Athena Setup¶
Overview¶
AWS Athena is a Serverless query service used to analyze large volumes of data stored in S3.
Data in Athena is searchable via ANSI SQL and powered by Presto.
StreamAlert uses AWS Athena for historical searching of:
- Generated alerts from StreamAlert (currently supported)
- All incoming Data sent to StreamAlert (coming soon)
This works by:
- Creating a
streamalert
Athena database - Creating Athena tables to read S3 data
- Using a Lambda function to periodically refresh Athena to make the data searchable
Getting Started¶
To get started with Athena, run the following commands:
$ python manage.py athena init
$ python manage.py athena enable
This will initialize and enable the configuration for StreamAlert’s usage of Athena.
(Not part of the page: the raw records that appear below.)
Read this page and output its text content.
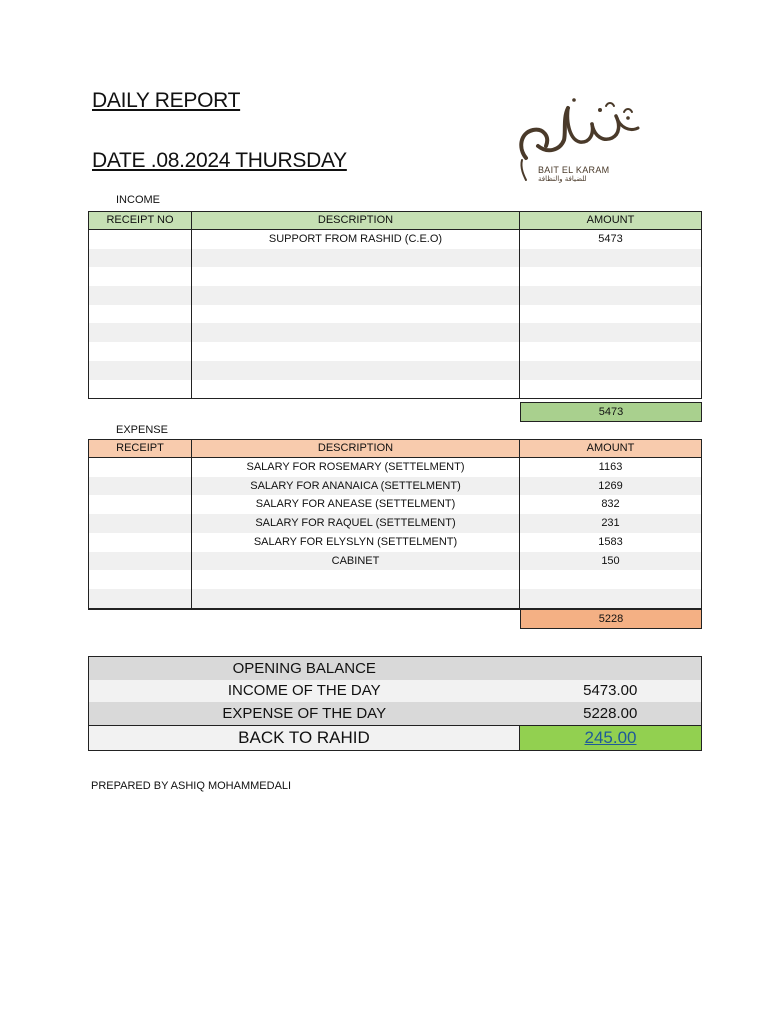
DAILY REPORT
DATE .08.2024 THURSDAY	BAIT EL KARAM
للضيافة والنظافة
INCOME
RECEIPT NO	DESCRIPTION	AMOUNT
	SUPPORT FROM RASHID (C.E.O)	5473

5473
EXPENSE
RECEIPT	DESCRIPTION	AMOUNT
	SALARY FOR ROSEMARY (SETTELMENT)	1163
	SALARY FOR ANANAICA (SETTELMENT)	1269
	SALARY FOR ANEASE (SETTELMENT)	832
	SALARY FOR RAQUEL (SETTELMENT)	231
	SALARY FOR ELYSLYN (SETTELMENT)	1583
	CABINET	150

5228
OPENING BALANCE	
INCOME OF THE DAY	5473.00
EXPENSE OF THE DAY	5228.00
BACK TO RAHID	245.00
PREPARED BY ASHIQ MOHAMMEDALI
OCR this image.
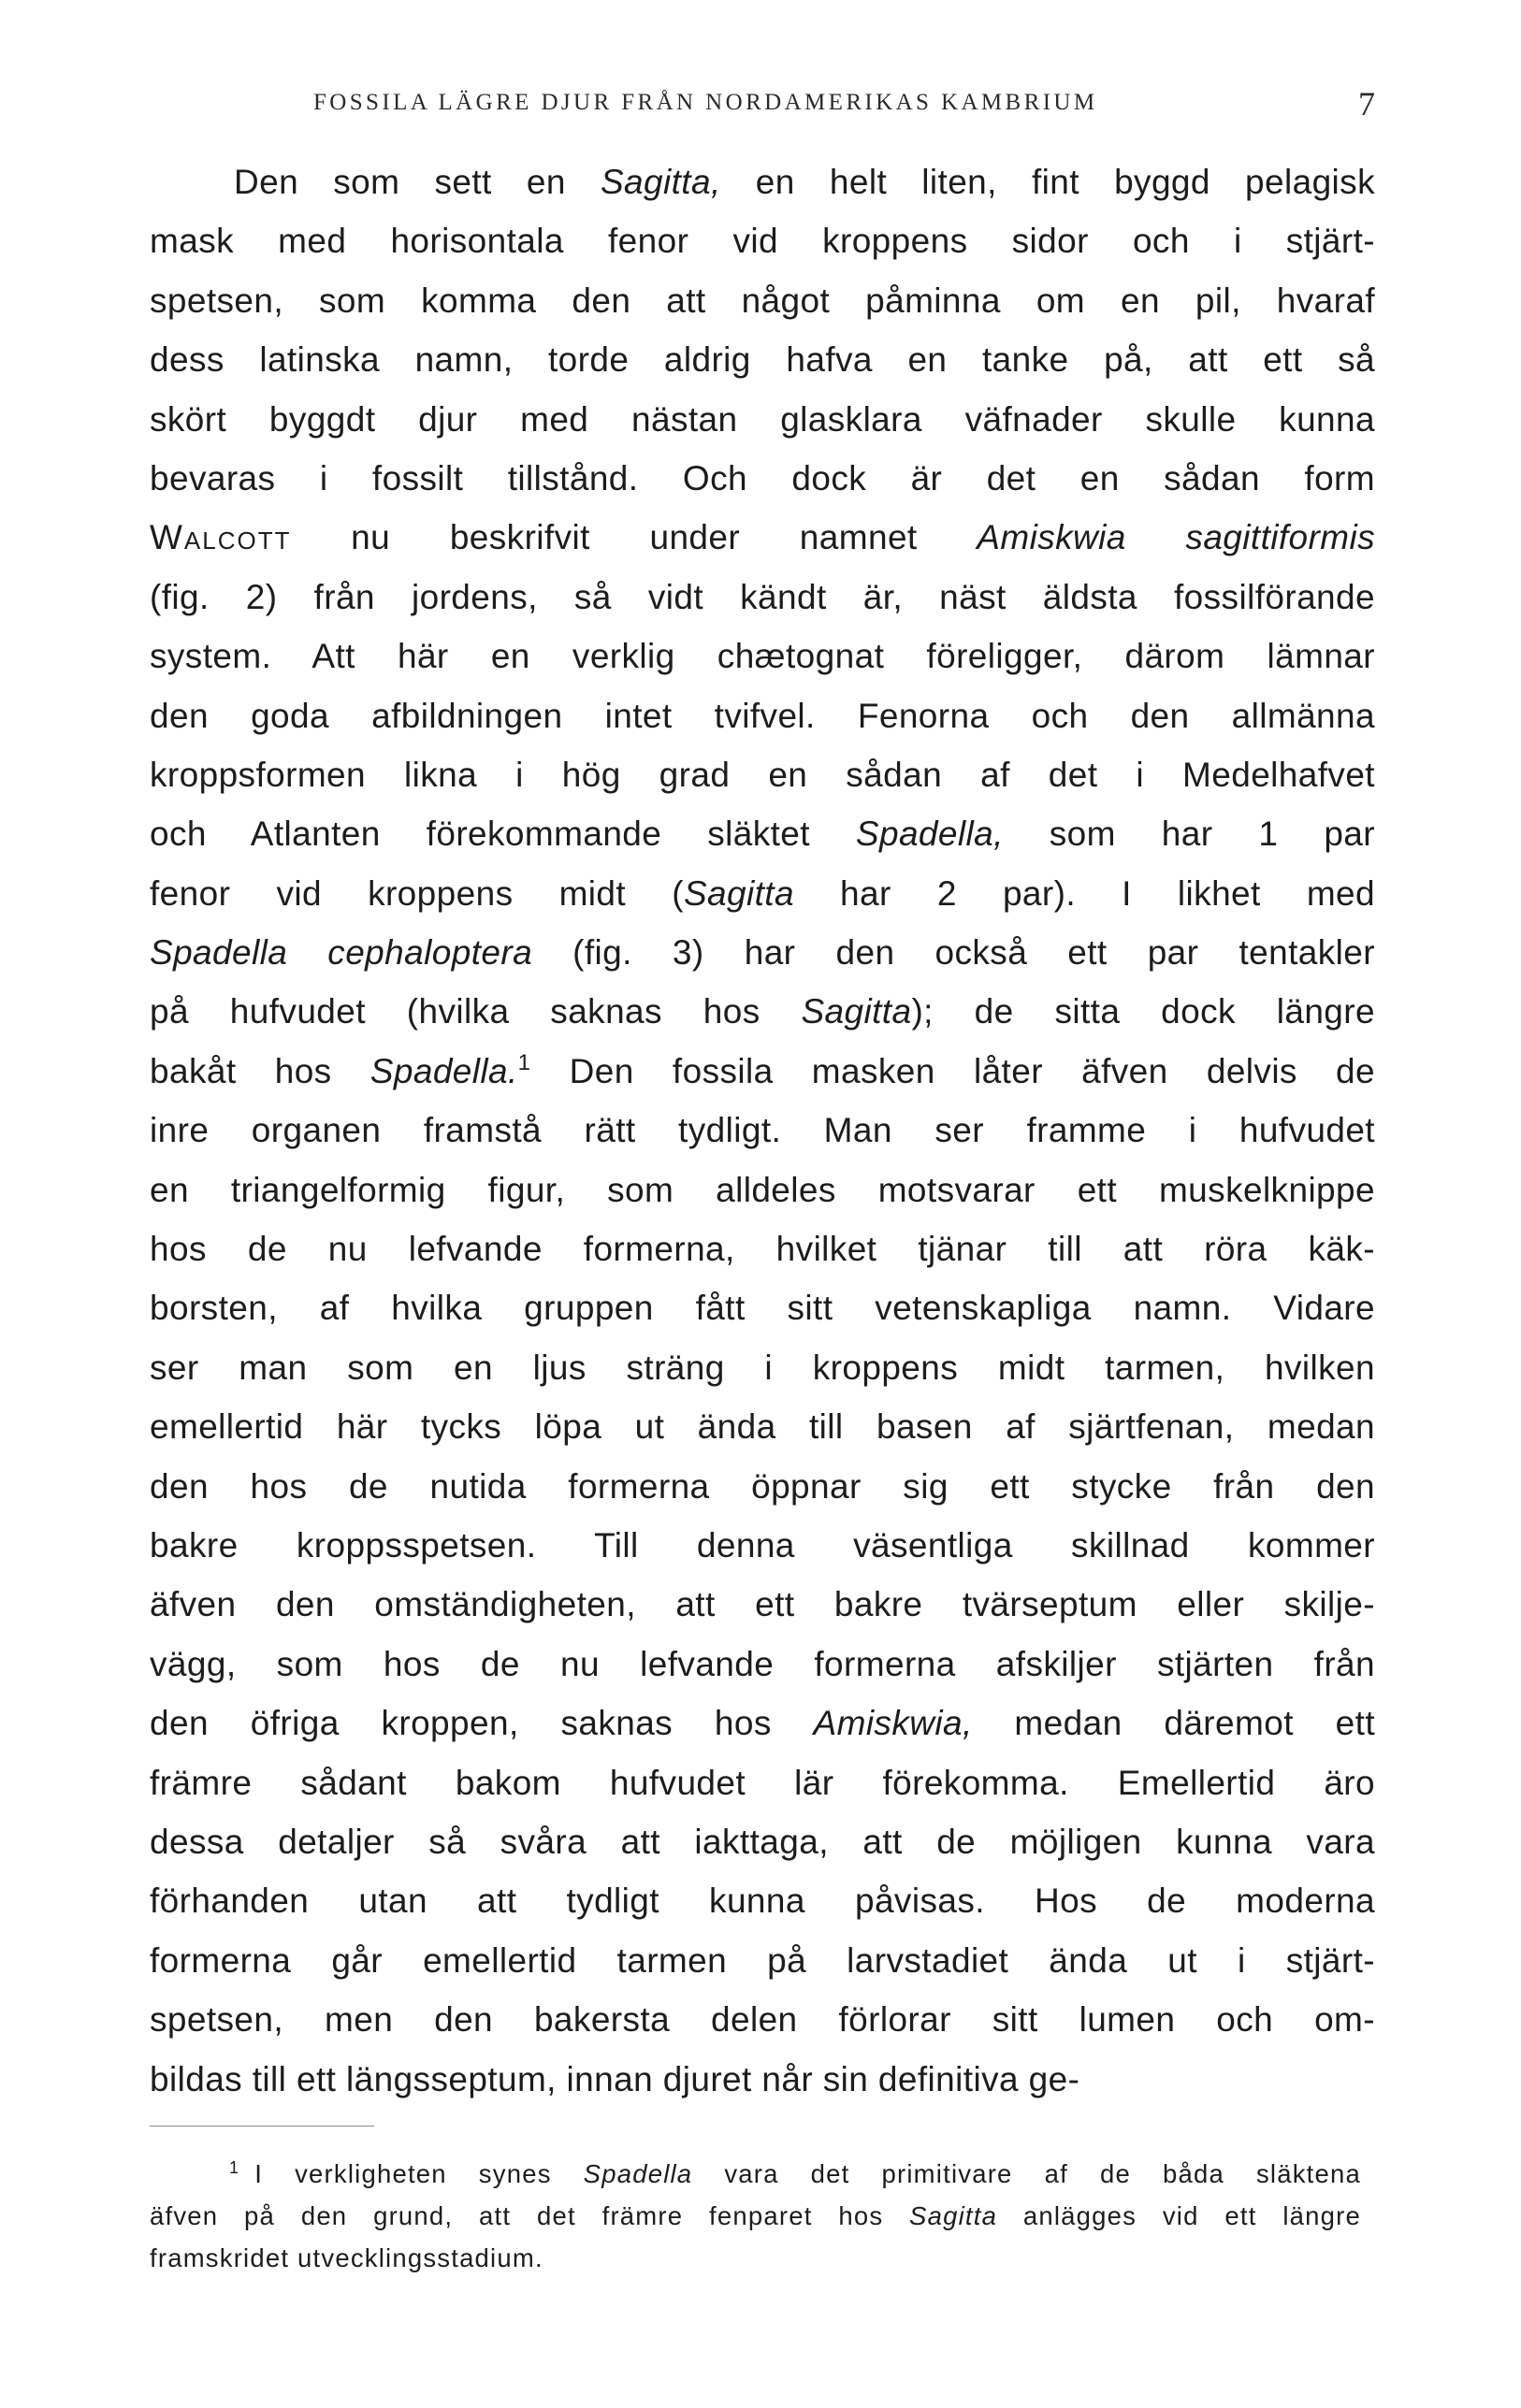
FOSSILA LÄGRE DJUR FRÅN NORDAMERIKAS KAMBRIUM	7
Den som sett en Sagitta, en helt liten, fint byggd pelagisk
mask med horisontala fenor vid kroppens sidor och i stjärt-
spetsen, som komma den att något påminna om en pil, hvaraf
dess latinska namn, torde aldrig hafva en tanke på, att ett så
skört byggdt djur med nästan glasklara väfnader skulle kunna
bevaras i fossilt tillstånd. Och dock är det en sådan form
Walcott nu beskrifvit under namnet Amiskwia sagittiformis
(fig. 2) från jordens, så vidt kändt är, näst äldsta fossilförande
system. Att här en verklig chætognat föreligger, därom lämnar
den goda afbildningen intet tvifvel. Fenorna och den allmänna
kroppsformen likna i hög grad en sådan af det i Medelhafvet
och Atlanten förekommande släktet Spadella, som har 1 par
fenor vid kroppens midt (Sagitta har 2 par). I likhet med
Spadella cephaloptera (fig. 3) har den också ett par tentakler
på hufvudet (hvilka saknas hos Sagitta); de sitta dock längre
bakåt hos Spadella.$^1$ Den fossila masken låter äfven delvis de
inre organen framstå rätt tydligt. Man ser framme i hufvudet
en triangelformig figur, som alldeles motsvarar ett muskelknippe
hos de nu lefvande formerna, hvilket tjänar till att röra käk-
borsten, af hvilka gruppen fått sitt vetenskapliga namn. Vidare
ser man som en ljus sträng i kroppens midt tarmen, hvilken
emellertid här tycks löpa ut ända till basen af sjärtfenan, medan
den hos de nutida formerna öppnar sig ett stycke från den
bakre kroppsspetsen. Till denna väsentliga skillnad kommer
äfven den omständigheten, att ett bakre tvärseptum eller skilje-
vägg, som hos de nu lefvande formerna afskiljer stjärten från
den öfriga kroppen, saknas hos Amiskwia, medan däremot ett
främre sådant bakom hufvudet lär förekomma. Emellertid äro
dessa detaljer så svåra att iakttaga, att de möjligen kunna vara
förhanden utan att tydligt kunna påvisas. Hos de moderna
formerna går emellertid tarmen på larvstadiet ända ut i stjärt-
spetsen, men den bakersta delen förlorar sitt lumen och om-
bildas till ett längsseptum, innan djuret når sin definitiva ge-
$^1$ I verkligheten synes Spadella vara det primitivare af de båda släktena
äfven på den grund, att det främre fenparet hos Sagitta anlägges vid ett längre
framskridet utvecklingsstadium.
Next, create the streamalert
database:
$ python manage.py athena create-db
Create the alerts
table for searching generated StreamAlerts:
$ python manage.py athena create-table --type alerts --bucket <s3.bucket.id.goes.here>
Create tables for data sent to StreamAlert:
$ python manage.py athena create-table \
--type data \
--bucket <prefix>.streamalert.data \
--refresh_type add_hive_partition \
--table_name <log_name>
Note: The log name above is representative of an enabled log source to your StreamAlert deployment.
For example, if you have ‘cloudwatch’ in your sources, you would want to create tables for all possible subtypes. This includes cloudwatch_events
and cloudwatch_flow_logs
. Also notice that :
is substituted with _
; this is due to Hive limitations on table names.
Repeat this process for all relevant data tables in your deployment.